Let $F$ be a non-archimedean local field of residual characteristic $p\neq 2$, and let $E=F[\sqrt{\epsilon}]$ be the quadractic unramified extension, here $\epsilon$ is a non-square element of $\mathcal{O}_{F}^{\times}$. Let $a\in\mathcal{O}_{E}^{\times}$, and $b\in\mathfrak{p}_{E}$ such that
-
$a\overline{a}=1-b\overline{b}$ (here for $a:=a_1+\sqrt{\epsilon}a_2,\;\overline{a}=a_1-\sqrt{\epsilon}a_2$),
-
$\overline{a}b+a\overline{b}=0$.
Then, is it possible to prove $a\in E^{1}(1+\mathfrak{p}_{E})$?
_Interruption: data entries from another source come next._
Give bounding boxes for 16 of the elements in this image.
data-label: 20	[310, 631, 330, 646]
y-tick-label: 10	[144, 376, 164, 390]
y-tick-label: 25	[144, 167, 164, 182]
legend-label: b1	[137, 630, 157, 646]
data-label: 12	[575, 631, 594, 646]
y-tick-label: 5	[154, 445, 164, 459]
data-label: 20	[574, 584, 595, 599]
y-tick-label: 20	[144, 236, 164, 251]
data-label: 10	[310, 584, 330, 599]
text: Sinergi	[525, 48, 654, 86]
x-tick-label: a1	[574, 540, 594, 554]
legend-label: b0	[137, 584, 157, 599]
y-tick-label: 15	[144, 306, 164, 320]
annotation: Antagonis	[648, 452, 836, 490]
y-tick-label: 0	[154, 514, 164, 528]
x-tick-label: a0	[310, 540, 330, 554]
(First approach, given $b$, one can try to find the number of possible elements $a$ such that the above two equations hold. If we take $a=a_1+\sqrt{\epsilon}a_2$, and $b=b_1+\sqrt{\epsilon}b_2$, then Equations 1 and 2, give the relation $(a_1+b_1)^{2}-\epsilon(a_2+b_2)^{2}=1$….)
(Second approach, since $1-b\overline{b}\in 1+\mathfrak{p}_{F}^{2}$, there exists a $c\in\mathcal{O}_{F}^{\times}$ such that $c^2=1-b\overline{b}\in 1+\mathfrak{p}_{F}^{2}$, let $\lambda\in E^1$, then if we take $a=c\lambda$, then $a$ satisfies Equation 1. For it to satisfy Equation 2 as well we must have
$$\overline{c\lambda}b+c\lambda \overline{b}=0
\implies \overline{c}b+c\overline{b}=0\implies c\overline{b}\in\sqrt{\epsilon}\mathcal{O}_{F}.$$
Then we have $c=\smash{\overline{b}}^{-1}\sqrt{\epsilon}u$ for some $u\in\mathcal{O}_{F}$. Upon solving $c\overline{c}=1$, we get $-\epsilon^{-1}b\overline{b}=u^2$.
If $-\epsilon^{-1}b\overline{b}$ is a square in $F$, then we have two choices of $u$.)
Not sure about the next step
Best Answer
You only need (1). A Hensel's-lemma type approximation, using surjectivity of $\operatorname{tr}_{k_F/k_E}$ (where $k$ denotes residue fields), shows that $N_{E/F} : 1 + \mathfrak p_E \to 1 + \mathfrak p_F$ is surjective. Therefore, since $N_{E/F}(a) = 1 - N_{E/F}(b)$ belongs to $1 + \mathfrak p_F$, there is some $c \in 1 + \mathfrak p_E$ such that $N_{E/F}(c)$ equals $N_{E/F}(a)$, and then $a c^{-1}$ belongs to $E^1$.